Recently, Rep. Byron Donalds (R-FL) made statements that claimed that black people during Jim Crow held stronger more conservative aligned values which he claims was a good thing.  Regardless of what one may think of black conservatives, this repackaging of violent history requires a response.  Outside of the fact that black people were blocked from voting because of Jim Crow policies (oh the irony!) he and the rest of his cronies like Sen. Tim Scott (R-SC) are invested in rewriting black history to tell black conservatives that “really…pre-Civil Rights Movement racism wasn’t that bad” and “we overcame!”  They are willing to trade on the lives of the people who died for the right to vote, the right to be housed, the right to education, the right to not be raped and the right to not be lynched simply to put a someone who has shown himself to be a dangerous bigot in the white house.  How does Jet Pig respond to that?

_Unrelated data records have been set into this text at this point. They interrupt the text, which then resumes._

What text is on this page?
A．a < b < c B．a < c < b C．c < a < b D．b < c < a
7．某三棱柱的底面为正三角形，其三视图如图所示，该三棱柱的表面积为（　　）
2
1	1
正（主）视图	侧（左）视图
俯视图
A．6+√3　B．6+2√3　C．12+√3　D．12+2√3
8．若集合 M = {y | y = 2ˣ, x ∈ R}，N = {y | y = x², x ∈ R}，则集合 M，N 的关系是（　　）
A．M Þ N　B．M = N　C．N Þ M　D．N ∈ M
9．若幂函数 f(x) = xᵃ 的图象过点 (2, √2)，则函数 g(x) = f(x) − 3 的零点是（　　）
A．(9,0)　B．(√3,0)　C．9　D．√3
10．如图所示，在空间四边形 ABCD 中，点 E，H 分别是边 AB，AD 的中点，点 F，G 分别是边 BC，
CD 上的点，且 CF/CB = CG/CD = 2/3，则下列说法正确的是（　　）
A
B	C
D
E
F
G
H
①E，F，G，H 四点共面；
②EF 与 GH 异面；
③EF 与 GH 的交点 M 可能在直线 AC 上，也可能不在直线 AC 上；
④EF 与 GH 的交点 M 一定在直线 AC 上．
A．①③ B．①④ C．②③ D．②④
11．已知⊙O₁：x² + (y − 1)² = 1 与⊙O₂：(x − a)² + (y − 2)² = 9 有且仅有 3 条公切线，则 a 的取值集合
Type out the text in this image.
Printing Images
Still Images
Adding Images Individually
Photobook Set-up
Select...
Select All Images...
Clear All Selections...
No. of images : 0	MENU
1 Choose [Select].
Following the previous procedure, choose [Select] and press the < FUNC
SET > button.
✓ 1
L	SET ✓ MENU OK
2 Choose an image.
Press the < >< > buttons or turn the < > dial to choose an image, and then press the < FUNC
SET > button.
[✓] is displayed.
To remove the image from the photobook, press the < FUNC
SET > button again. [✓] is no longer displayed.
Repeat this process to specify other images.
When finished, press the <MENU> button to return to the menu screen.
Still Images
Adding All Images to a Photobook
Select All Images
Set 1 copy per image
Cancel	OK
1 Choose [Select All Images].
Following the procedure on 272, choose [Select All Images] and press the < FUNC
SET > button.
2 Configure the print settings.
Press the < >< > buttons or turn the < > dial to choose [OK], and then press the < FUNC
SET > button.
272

In addition to the Article II Commission members, I have immense respect for Unitarian Universalist Religious Educators.  Religious Educators are asked to carry the maximum burden of laying moral building blocks for our culture while being provided with the minimum tools and often the minimum of pay and resources (something in dire need of correction).  I am beholden to them for being willing to literally put lipstick on a pig, but we can and must do better for and by them.  By doing better for Religious Education in Unitarian Universalism, we will do better for all of us.  Religious Educators have been saying for years that we need a stronger statement and position on our moral and ethical positions as part of what we teach.  Why not listen to them and just do it as opposed to forcing them to once again, be the most creative people in our communities with the least amount of support because of our fetish for bureaucracy.

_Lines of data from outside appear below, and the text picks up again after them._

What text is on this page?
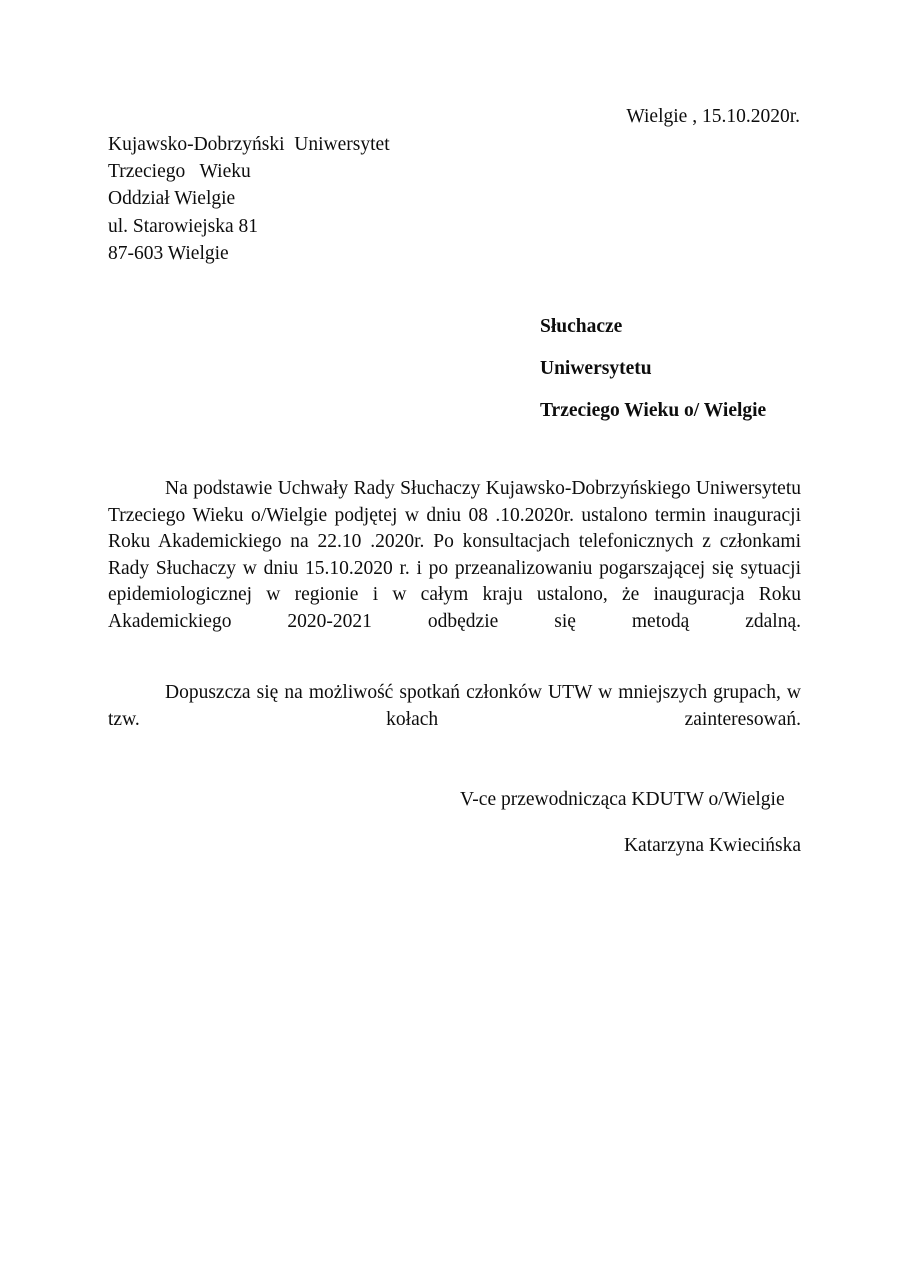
Wielgie , 15.10.2020r.
Kujawsko-Dobrzyński  Uniwersytet
Trzeciego   Wieku
Oddział Wielgie
ul. Starowiejska 81
87-603 Wielgie
Słuchacze
Uniwersytetu
Trzeciego Wieku o/ Wielgie

Na podstawie Uchwały Rady Słuchaczy Kujawsko-Dobrzyńskiego Uniwersytetu Trzeciego Wieku o/Wielgie podjętej w dniu 08 .10.2020r. ustalono termin inauguracji Roku Akademickiego na 22.10 .2020r. Po konsultacjach telefonicznych z członkami Rady Słuchaczy w dniu 15.10.2020 r. i po przeanalizowaniu pogarszającej się sytuacji epidemiologicznej w regionie i w całym kraju ustalono, że inauguracja Roku Akademickiego 2020-2021 odbędzie się metodą zdalną.

Dopuszcza się na możliwość spotkań członków UTW w mniejszych grupach, w tzw. kołach zainteresowań.

V-ce przewodnicząca KDUTW o/Wielgie
Katarzyna Kwiecińska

Unitarian Universalists have the opportunity to do something no other faith community does: we can start with a “Statement of Love”.  Because we are not bound by creed, doctrine or dogma, we can put love FIRST…not at the center, not at the side but FIRST.  Love can be our motivation and our destination.  But that will require talking about love, wrestling with what love expressed in the lived actions and felt hearts of a truly diverse world actually means.  This is the tough work ahead of Unitarian Universalists.  It is a challenge that cannot sit comfortably on its long held assumptions about individual liberty.  Considering what the world currently is, and what some would like it to become (see Project 2025), it may be the most important call to action that we have ever received.  The time is now.  My only worry is that we will be too averse to the messiness of actually loving one another and too tied up in the process of processes to answer the call.